Former Russian spy Alexander Litvinenko is back in the news after a British inquiry found that Vladimir Putin, Russia’s president, “probably” approved the ex-KGB agent’s 2006 murder by poisoning in London.
The allegation has riled the Kremlin and threatens to further damage relations between Russia and the UK. But it also brings to mind the many other critics of the regime who, like Litvinenko, have met an untimely end.
Russian officials have regularly denied any roles in these mysterious deaths, but their circumstances have long raised suspicions. Here, GlobalPost looks at just a few:
Boris Nemtsov
The most recent mysterious death is of former opposition leader Boris Nemtsov, who was fatally shot just outside the Kremlin last February. Shortly before his murder, he was helping to compile a report detailing what he said was Russia’s clandestine military involvement in the eastern Ukraine crisis.

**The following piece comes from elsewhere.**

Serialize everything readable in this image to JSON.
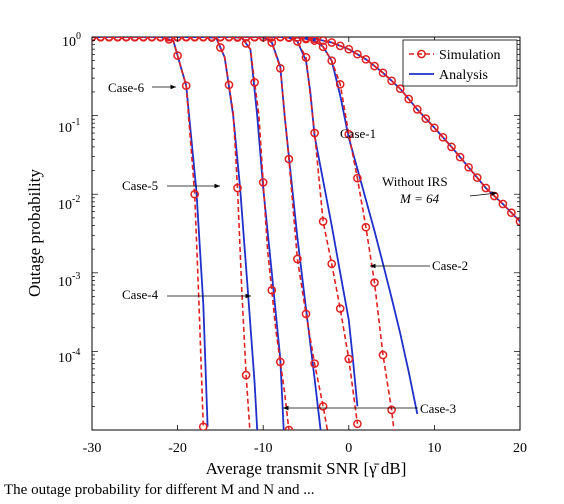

Officials have sought to pin the blame on a group of Chechens, but critics have dismissed this as a cover-up.
The murder of Nemtsov, a veteran politician who served in high-profile posts during the 1990s, happened just as state propaganda against Russia's perceived “enemies” was on the rise. These supposed foes included political and cultural figures, including Nemtsov, deemed unfriendly to Kremlin policy.
Anna Politkovskaya
Muckraking journalist Anna Politkovskaya was shot dead on Putin’s birthday in 2006 after her critical reports on the Russian military and the Kremlin-backed government in Chechnya, once home to a bloody separatist war.

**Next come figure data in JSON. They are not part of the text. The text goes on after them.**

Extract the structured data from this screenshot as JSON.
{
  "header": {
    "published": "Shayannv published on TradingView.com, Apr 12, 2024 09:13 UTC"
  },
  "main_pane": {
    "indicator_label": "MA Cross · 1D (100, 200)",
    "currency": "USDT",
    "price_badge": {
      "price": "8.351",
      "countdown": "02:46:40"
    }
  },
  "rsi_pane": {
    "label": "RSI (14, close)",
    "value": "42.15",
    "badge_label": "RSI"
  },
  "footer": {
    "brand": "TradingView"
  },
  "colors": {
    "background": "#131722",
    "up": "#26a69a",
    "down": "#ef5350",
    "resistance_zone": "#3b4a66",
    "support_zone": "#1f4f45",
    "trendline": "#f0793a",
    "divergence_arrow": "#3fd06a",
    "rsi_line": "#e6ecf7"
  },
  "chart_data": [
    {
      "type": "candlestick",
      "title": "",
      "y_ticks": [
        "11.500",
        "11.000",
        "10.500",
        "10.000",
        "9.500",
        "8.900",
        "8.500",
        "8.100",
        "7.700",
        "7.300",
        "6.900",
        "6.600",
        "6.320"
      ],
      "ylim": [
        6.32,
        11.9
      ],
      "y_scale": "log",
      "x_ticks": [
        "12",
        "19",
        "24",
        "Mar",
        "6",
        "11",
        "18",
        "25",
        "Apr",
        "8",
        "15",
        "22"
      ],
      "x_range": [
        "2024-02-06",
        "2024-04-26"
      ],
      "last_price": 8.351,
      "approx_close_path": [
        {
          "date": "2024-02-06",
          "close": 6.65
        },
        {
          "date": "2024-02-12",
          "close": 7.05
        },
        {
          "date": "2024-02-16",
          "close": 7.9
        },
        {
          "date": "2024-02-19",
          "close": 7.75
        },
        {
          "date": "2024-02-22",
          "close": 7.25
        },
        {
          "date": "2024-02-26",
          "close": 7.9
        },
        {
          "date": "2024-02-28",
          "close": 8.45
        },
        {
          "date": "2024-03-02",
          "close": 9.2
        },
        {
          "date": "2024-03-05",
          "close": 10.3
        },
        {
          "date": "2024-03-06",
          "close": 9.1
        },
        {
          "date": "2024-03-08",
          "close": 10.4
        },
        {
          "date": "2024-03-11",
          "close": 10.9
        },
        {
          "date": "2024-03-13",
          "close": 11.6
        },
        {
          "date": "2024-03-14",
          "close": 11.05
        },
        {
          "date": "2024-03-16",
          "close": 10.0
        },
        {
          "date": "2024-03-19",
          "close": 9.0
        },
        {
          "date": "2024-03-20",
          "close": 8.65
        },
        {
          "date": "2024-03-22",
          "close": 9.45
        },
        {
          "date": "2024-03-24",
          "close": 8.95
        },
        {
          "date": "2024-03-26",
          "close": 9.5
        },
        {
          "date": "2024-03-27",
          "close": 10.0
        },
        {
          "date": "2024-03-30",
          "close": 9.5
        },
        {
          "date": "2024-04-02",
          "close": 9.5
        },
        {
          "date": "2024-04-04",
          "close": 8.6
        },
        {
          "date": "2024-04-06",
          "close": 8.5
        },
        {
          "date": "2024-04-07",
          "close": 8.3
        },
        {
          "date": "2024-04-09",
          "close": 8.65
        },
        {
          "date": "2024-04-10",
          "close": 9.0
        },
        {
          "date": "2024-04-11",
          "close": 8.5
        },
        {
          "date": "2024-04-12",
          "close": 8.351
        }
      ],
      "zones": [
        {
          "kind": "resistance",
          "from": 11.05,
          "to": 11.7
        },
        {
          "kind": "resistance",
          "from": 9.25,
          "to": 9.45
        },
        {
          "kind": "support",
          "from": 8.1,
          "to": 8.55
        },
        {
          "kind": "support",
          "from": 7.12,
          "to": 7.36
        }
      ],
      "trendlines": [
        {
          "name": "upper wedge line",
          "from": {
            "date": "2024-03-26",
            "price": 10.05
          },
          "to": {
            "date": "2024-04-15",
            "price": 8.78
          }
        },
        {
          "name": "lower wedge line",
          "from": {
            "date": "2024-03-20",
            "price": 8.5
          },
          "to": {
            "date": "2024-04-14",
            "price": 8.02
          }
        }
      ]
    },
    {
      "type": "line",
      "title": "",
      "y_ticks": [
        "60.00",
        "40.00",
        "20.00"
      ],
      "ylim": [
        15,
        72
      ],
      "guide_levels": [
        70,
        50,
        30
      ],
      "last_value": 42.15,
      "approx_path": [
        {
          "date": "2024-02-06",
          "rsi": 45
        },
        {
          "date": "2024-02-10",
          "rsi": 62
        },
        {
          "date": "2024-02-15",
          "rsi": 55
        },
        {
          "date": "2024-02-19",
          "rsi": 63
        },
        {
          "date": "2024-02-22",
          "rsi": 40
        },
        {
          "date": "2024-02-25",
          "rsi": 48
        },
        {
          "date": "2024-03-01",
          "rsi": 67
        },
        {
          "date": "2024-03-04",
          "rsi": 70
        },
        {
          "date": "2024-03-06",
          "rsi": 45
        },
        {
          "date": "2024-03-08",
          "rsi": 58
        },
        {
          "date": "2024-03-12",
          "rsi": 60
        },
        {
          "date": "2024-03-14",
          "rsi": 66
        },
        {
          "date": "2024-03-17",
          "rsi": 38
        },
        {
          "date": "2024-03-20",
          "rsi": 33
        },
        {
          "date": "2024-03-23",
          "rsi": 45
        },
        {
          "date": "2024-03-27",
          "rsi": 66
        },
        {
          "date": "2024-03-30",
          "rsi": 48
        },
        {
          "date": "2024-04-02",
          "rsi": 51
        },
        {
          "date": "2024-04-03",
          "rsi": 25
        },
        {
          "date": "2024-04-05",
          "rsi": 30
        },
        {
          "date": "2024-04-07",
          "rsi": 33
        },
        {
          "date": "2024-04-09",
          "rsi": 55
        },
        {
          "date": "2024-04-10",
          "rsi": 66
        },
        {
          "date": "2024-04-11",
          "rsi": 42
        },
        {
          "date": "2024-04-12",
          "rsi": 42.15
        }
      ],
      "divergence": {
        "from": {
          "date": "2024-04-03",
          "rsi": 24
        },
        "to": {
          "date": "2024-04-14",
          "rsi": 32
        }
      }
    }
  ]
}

A Russian court convicted several Chechen men in 2014 for their alleged role in the murder. But critics have long complained that the world will never find out who ordered the shooting, and her case came to represent the increasing danger that faced critical Russian journalists.

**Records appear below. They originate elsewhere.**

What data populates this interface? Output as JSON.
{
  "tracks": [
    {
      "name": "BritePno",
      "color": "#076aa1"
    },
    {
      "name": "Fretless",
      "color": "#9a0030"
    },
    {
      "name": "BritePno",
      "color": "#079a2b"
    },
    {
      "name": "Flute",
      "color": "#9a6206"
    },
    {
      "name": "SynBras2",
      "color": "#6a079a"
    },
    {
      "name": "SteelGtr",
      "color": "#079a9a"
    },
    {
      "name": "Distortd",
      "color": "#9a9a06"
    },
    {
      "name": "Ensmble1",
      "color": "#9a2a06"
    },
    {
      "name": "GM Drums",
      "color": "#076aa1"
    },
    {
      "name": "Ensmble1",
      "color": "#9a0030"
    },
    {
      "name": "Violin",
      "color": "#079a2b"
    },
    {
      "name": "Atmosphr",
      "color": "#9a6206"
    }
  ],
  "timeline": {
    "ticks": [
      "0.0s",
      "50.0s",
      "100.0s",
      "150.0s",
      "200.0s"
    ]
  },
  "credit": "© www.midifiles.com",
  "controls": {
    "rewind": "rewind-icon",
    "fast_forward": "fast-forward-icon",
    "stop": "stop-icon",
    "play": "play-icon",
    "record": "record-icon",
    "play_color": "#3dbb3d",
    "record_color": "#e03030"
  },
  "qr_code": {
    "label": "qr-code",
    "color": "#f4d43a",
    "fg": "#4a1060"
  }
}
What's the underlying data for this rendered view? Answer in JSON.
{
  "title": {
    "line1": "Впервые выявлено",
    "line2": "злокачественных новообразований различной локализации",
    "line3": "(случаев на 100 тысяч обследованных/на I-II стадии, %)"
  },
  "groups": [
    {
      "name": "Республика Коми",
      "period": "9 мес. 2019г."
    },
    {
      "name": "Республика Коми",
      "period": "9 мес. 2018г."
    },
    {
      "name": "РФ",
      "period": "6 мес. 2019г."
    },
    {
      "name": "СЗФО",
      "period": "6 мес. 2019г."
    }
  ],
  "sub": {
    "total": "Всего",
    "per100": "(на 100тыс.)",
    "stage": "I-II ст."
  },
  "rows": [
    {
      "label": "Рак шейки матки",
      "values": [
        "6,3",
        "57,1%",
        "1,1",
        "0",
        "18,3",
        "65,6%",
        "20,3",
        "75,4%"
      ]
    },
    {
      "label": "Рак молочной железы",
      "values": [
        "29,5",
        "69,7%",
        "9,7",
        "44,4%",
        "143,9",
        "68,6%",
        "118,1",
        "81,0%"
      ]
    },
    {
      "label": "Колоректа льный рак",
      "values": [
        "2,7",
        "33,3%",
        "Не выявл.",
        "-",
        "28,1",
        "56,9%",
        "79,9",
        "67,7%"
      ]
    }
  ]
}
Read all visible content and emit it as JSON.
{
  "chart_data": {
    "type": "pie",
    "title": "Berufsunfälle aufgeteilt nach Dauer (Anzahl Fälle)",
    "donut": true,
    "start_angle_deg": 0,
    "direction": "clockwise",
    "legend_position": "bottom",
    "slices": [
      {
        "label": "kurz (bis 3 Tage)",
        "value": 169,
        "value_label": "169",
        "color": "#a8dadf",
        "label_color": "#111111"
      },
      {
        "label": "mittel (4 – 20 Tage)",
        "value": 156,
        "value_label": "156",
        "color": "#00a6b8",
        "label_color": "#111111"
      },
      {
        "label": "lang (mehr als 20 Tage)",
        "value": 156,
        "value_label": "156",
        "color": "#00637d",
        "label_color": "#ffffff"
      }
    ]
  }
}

Litvinenko, the former spy, had actually accused Putin of ordering her murder shortly before his own death.
Boris Berezovsky
Probably the most notorious among regime critics, Boris Berezovsky was actually partly responsible for Putin’s rise. Berezovsky, a wily tycoon, reportedly suggested Putin to an ailing former President Boris Yeltsin as a replacement.
But Berezovsky, who wielded enormous influence during the 1990s, was quickly pushed out of the picture as Putin consolidated power. Berezovsky took refuge in the UK in 2000. From there, he spent more than a decade speaking out against Russia’s turn toward authoritarianism.
He was found dead from hanging at his home in an apparent suicide in March 2013. Berezovsky had lost a major legal battle with a fellow oligarch not long before, which reportedly resulted in depression. But he was also a friend of Litvinenkowho funded the whistleblower’s activities and his post-murder investigation.